Je me retourne pour voir mon oncle Harry à quelques pas de moi. Je fronce les sourcils.

« Je viens de discuter avec Nott, je t'emmène jusqu'à la chambre d'Aria mais il va falloir que je file. Des choses importantes viennent d'arriver.

_ Quel genre de choses ? »

J'entends à peine Alexia m'indiquer l'étage et le numéro de la salle dans laquelle ma fille a été emmenée.

« Je ne peux pas t'en parler, Teddy. Et puis tu en as déjà assez fait, je t'ai laissé trop t'investir et… »

Je crois qu'il se rend compte au dernier moment de ce qu'il est en train de dire.
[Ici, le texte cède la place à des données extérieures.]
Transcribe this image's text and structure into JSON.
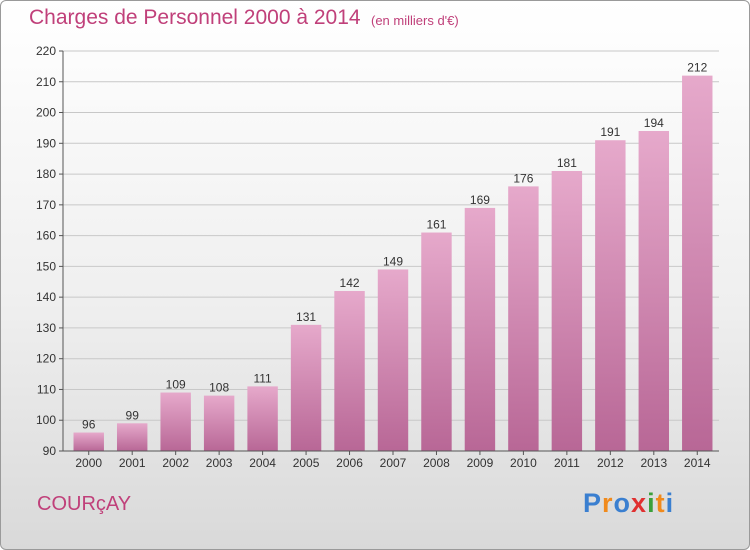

Ou alors c'est parce que je le foudroie du regard en pensant très fort que s'il continue sur sa lancée je risque bien de finir par devenir capable de lancer l'un de ces sorts impardonnables.

« On se dépêche. »

Et nous nous précipitons vers les ascenseurs. Ce n'est qu'une fois à l'intérieur de la petite cabine qui me semble monter d'une lenteur telle que je regrette de ne pas avoir pris les escaliers, que je me rends compte que je n'ai même pas salué Alexia. J'espère qu'elle comprendra parce que, là, je me sens l'âme d'un sacré mufle quand même.

La cabine s'immobilise et Harry et moi en jaillissons comme des niffleurs lâchés dans un coffre de Gringotts rempli d'or. Nous remontons le couloir aussi vite que possible et arrivons dans la salle dans laquelle nous avons interrogé Justin Finch-Fletchley il y a au moins mille ans de ça.

J'aurais dû m'en douter ceci dit.

Dans un lit au fond de la pièce, Aria est allongée sous ses couvertures, pâle et l'air brisé. Mon cœur se déchire dans ma poitrine. Harry me tend Lumos et je m'approche lentement en serrant la peluche entre mes mains. Victoire et son horrible poète sont là également, assis à côté du lit. Il lui tient la main, la tapote. J'ai envie de lui hurler dessus, de passer ma rage sur lui. J'ai envie de lui rappeler que c'est ma famille, pas la sienne, et qu'il peut très bien aller jeter un œil dans le couloir si ça lui chante, des fois qu'un Détraqueur aurait envie de l'embrasser.

« Hé, ma puce. »

Aria tourne la tête vers moi. Ses yeux ont un petit quelque chose de vitreux qui me donne envie de déchirer le ciel lui-même à pleines dents. Ce n'est pas juste. Mon enfant… elle ne devrait pas payer, ils n'avaient pas le droit.

Je dépose Lumos entre ses bras et elle le serre contre sa poitrine.

Derrière moi, Victoire prononce quelques mots mais je ne l'entends pas. Je m'accroupis auprès de ma fille. Il n'y a plus qu'elle qui compte. J'ai vaguement conscience du craquement qui m'indique qu'Harry a transplané mais je ne m'en préoccupe pas. Ma fille est en train de mourir.

« La cabane, dis-je dans son oreille. La cabane est la clé. Je trouverai c'est promis. »

Elle passe un bras autour de mon cou.

« Je suis contente que ce soit toi mon papa. »

Un sourire étire ses lèvres et je me force à y répondre, retenant du mieux que je peux les larmes qui me montent aux yeux.